Мымрин, показывая пальцем на мраморного Сквознякова, захохотал громче всех, а фотокорреспонденты, дождавшись идеального кадра для своих гепатитных изданий, защелкали камерами. Вдоволь насмеявшись, Мымрин стал рассказывать еще один анекдот обступившим его писакам, которые, радуясь за удачно складывающиеся репортажи, удовлетворенно постукивали по карманам. А мне, глядя на эту сытую красную рожу (с такой вывеской надо не в парламенте заседать, а на базаре стоять да овощами торговать), окруженную ссученными шакалами, создающими лишь иллюзию независимой прессы, представилась совсем иная картина: избитые и покалеченные рядовые сторонники рабочего эксгибиционизма, сидя на холодном каменном полу в вонючем застенке ФСБ и сплевывая кровь из разбитых ртов, рассказывают копошащимся вокруг них крысам героические истории об их великом вожде и о его бескомпромиссной борьбе за их счастливое будущее; крысы, конечно же, ухмыляются, слушая эти пропагандистские анекдоты, уж кому как не им, повидавшим на своем веку не один миллион заключенных, знать настоящую ценность человеческих слов и поступков.

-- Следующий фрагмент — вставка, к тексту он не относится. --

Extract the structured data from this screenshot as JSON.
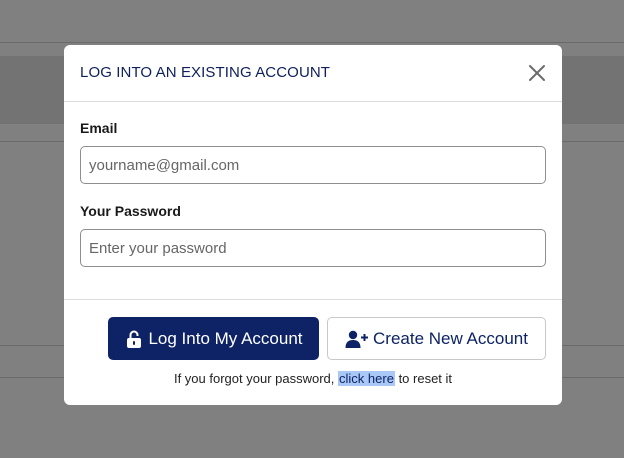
{
  "modal": {
    "title": "LOG INTO AN EXISTING ACCOUNT",
    "close_icon": "close-icon"
  },
  "form": {
    "email_label": "Email",
    "email_placeholder": "yourname@gmail.com",
    "email_value": "",
    "password_label": "Your Password",
    "password_placeholder": "Enter your password",
    "password_value": ""
  },
  "actions": {
    "login_label": "Log Into My Account",
    "login_icon": "unlock-icon",
    "create_label": "Create New Account",
    "create_icon": "user-plus-icon"
  },
  "forgot": {
    "prefix": "If you forgot your password,",
    "link": "click here",
    "suffix": "to reset it"
  },
  "colors": {
    "primary": "#0d2366",
    "title": "#0e1f5b",
    "link_highlight": "#a9c8f5",
    "overlay": "#808080"
  }
}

Оставив хохочущего Мымрина и облизывающих его журнализов, я направился в Калигула-холл, но меня почти сразу остановил какой-то придурок.
– Вы не подскажите, как сохранить во рту кислотно-щелочной баланс? – спросил он меня.
– Если вы перекусили или выпили чашечку кофе, только оральный секс способен в кратчайшие сроки восстановить щелочной баланс во рту и вернуть свежесть дыхания, – посоветовал я ему и пошел дальше.

Проходя мимо коридорного аппендикса, я увидел в нем знакомого мне попа, а точнее, его белую толстую попу, совершающую ритмичные покачивания вперед и назад. Поповская ряса была задрана выше пояса, а ненужное при совершении данного церковного обряда распятие болталось на спине. Служитель культа отпускал грехи какому-то провинившемуся бедолаге:
– Веруешь, сын мой?
– О-о-о-ох, верую, батюшка… о-о-о-ох, верую! – сладострастно стеная, отвечал не видимый мне из-за широкого праведного таза исповедника глубоковерующий святоложец.
– Глубоко веруешь, сын мой?
– О-о-о-ох, глубоко, батюшка… о-о-о-ох, глубоко-о!
– Душой и телом, сын мой?
– О-о-о-ох, и телом, батюшка… о-о-о-ох, и те-е-елом!
– Веруй, сын мой, и Бог войдет в тебя!
– О-о-о-ох, вошел, батюшка… о-о-о-ох, воше-е-ел!
– Почувствуй силу божью, сын мой!
– О-о-о-ох, чувствую, батюшка… о-о-о-ох, чу-у-увствую!
– Прими в себя Бога целиком, сын мой!
– О-о-о-ох, не могу целиком, батюшка… о-о-о-ох, не могу-у!
– Терпи, сын мой! Иисус на кресте терпел, и ты терпи!
– О-о-о-о-о!..

Не желая нарушать таинства опущения, я на цыпочках отошел от священного аппендикса и оставил глубоковерующего христианина наедине с богом, или, на худой конец, с его младшим братом.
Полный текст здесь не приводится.